Silly, but yet sincere. Mitchum embodies Marlowe as a washed-up old dog, a detective who has definitely seen better, brighter days and who in-between legitimate capers chases down runaway schoolgirls whose parents want them out of nightclubs and off the dance floors. There is a kind of incidental poetry to the cheapness of this film that seems to reflect the dime store novel origins of Chandler's character. Too often the world of noir collides with high-minded (social) melodrama -- the result can be good or it can be bad, but the result is almost always disingenuous (or unnatural).
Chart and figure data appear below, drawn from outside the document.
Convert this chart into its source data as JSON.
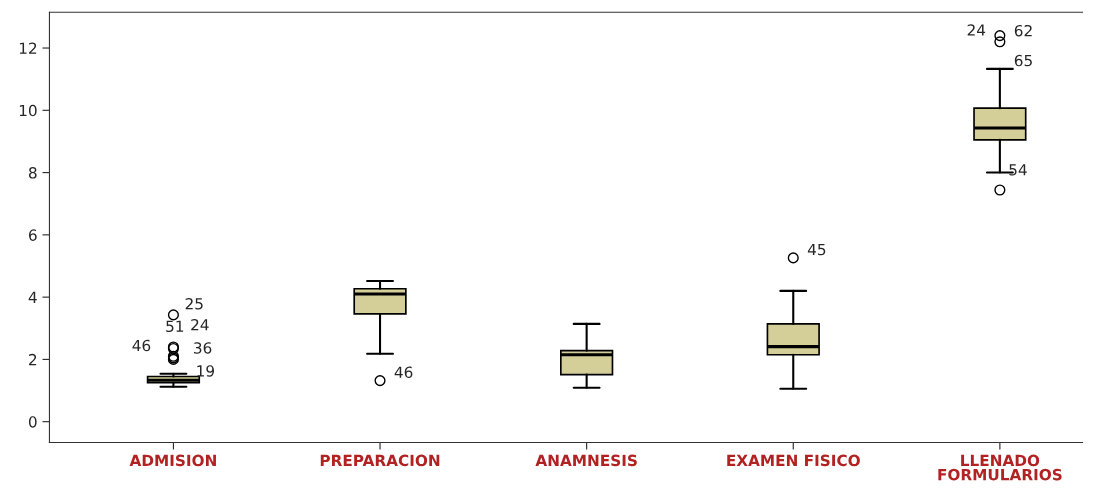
{
  "chart_data": {
    "type": "box",
    "categories": [
      "ADMISION",
      "PREPARACION",
      "ANAMNESIS",
      "EXAMEN FISICO",
      "LLENADO\nFORMULARIOS"
    ],
    "boxes": [
      {
        "low": 1.12,
        "q1": 1.25,
        "median": 1.33,
        "q3": 1.45,
        "high": 1.54,
        "outliers": [
          2.0,
          2.05,
          2.1,
          2.35,
          2.4,
          3.43
        ]
      },
      {
        "low": 2.18,
        "q1": 3.46,
        "median": 4.1,
        "q3": 4.27,
        "high": 4.52,
        "outliers": [
          1.32
        ]
      },
      {
        "low": 1.09,
        "q1": 1.51,
        "median": 2.15,
        "q3": 2.28,
        "high": 3.14
      },
      {
        "low": 1.06,
        "q1": 2.15,
        "median": 2.41,
        "q3": 3.14,
        "high": 4.2,
        "outliers": [
          5.26
        ]
      },
      {
        "low": 8.0,
        "q1": 9.05,
        "median": 9.43,
        "q3": 10.07,
        "high": 11.33,
        "outliers": [
          7.44,
          12.2,
          12.4
        ]
      }
    ],
    "color": "#d4cf98",
    "grid": false,
    "ylim": [
      -0.67,
      13.15
    ],
    "yticks": [
      0,
      2,
      4,
      6,
      8,
      10,
      12
    ],
    "annotations": [
      "25",
      "24",
      "51",
      "46",
      "36",
      "19",
      "46",
      "45",
      "24",
      "62",
      "65",
      "54"
    ]
  }
}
Even if FAREWELL, MY LOVELY isn't the best film or the best Chandler film adaptation, it works if only because it seems honest, as if the director is allowing the work to unfold and be true to its origin rather than to craft it into something more deliberately thematic and driven by an artist's vision. Overall, it reads as pragmatic directorial gesture.
I preferred Robert Mitchum's Philip Marlowe here in Dick Richards' film to that portrayed by Elliott Gould in Robert Altman's 1973 The Long Goodbye. He sounded and carried himself in the way I thought fitted the little I know of Philip Marlowe's character. The story itself was pretty silly but made a entertaining 90 minutes with everything you'd expect from a film set in 1940s Los Angeles involving a down-at-heel private eye and lots of villains (both in and out of the police force),
Gritty and occasionally grim, but like all Chandler adaptations, only as good as its Marlowe (Mitchum's got the wit and the stature to pull it off pretty nicely). O'Halloran's Moose Malloy is menacing and the world of 1940s L.A. is well-felt. Its real shining star, however, is how reminiscent of yesteryear the mise-en-scene is. Richards gives the film a double authenticity, making it move like a film released during the time period in which it unfolds.
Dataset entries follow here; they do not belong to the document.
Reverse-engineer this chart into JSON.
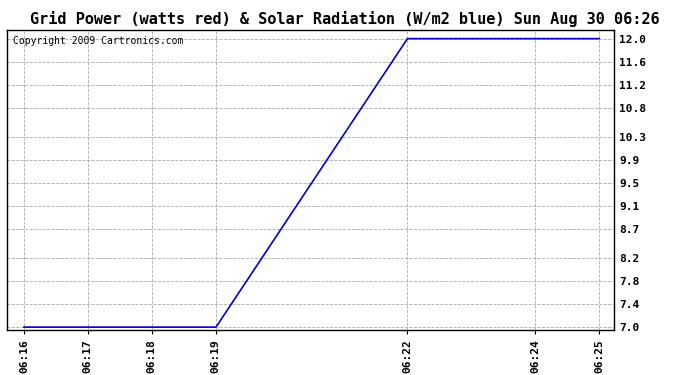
{
  "title": "Grid Power (watts red) & Solar Radiation (W/m2 blue) Sun Aug 30 06:26",
  "copyright_text": "Copyright 2009 Cartronics.com",
  "line_color": "#0000cc",
  "background_color": "#ffffff",
  "plot_background": "#ffffff",
  "grid_color": "#aaaaaa",
  "grid_style": "--",
  "yticks": [
    7.0,
    7.4,
    7.8,
    8.2,
    8.7,
    9.1,
    9.5,
    9.9,
    10.3,
    10.8,
    11.2,
    11.6,
    12.0
  ],
  "ylim": [
    6.95,
    12.15
  ],
  "xtick_labels": [
    "06:16",
    "06:17",
    "06:18",
    "06:19",
    "06:22",
    "06:24",
    "06:25"
  ],
  "xtick_positions": [
    976,
    1036,
    1096,
    1156,
    1336,
    1456,
    1516
  ],
  "xlim": [
    960,
    1530
  ],
  "x_data": [
    976,
    1036,
    1096,
    1156,
    1157,
    1336,
    1456,
    1516
  ],
  "y_data": [
    7.0,
    7.0,
    7.0,
    7.0,
    7.02,
    12.0,
    12.0,
    12.0
  ],
  "title_fontsize": 11,
  "tick_fontsize": 8,
  "copyright_fontsize": 7,
  "line_width": 1.2
}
Not good. Robert Mitchum is too old for many of the parts and the narration, while fun at times is mostly too over the top. Almost more of a parody of a film noir than a real one. Still, Mitchum's charisma does sneak out every once in a while. He can be awesome.
Truly outstanding detective mystery, no doubt produced in answer to the previous year's hit "Chinatown." The mystery itself is riveting because the producers chose to stick close to the original novel. Robert Mitchum's performance effortlessly transports us back to the noir days of Bogart and Huston. I wanted to applaud but I was alone in my home theater.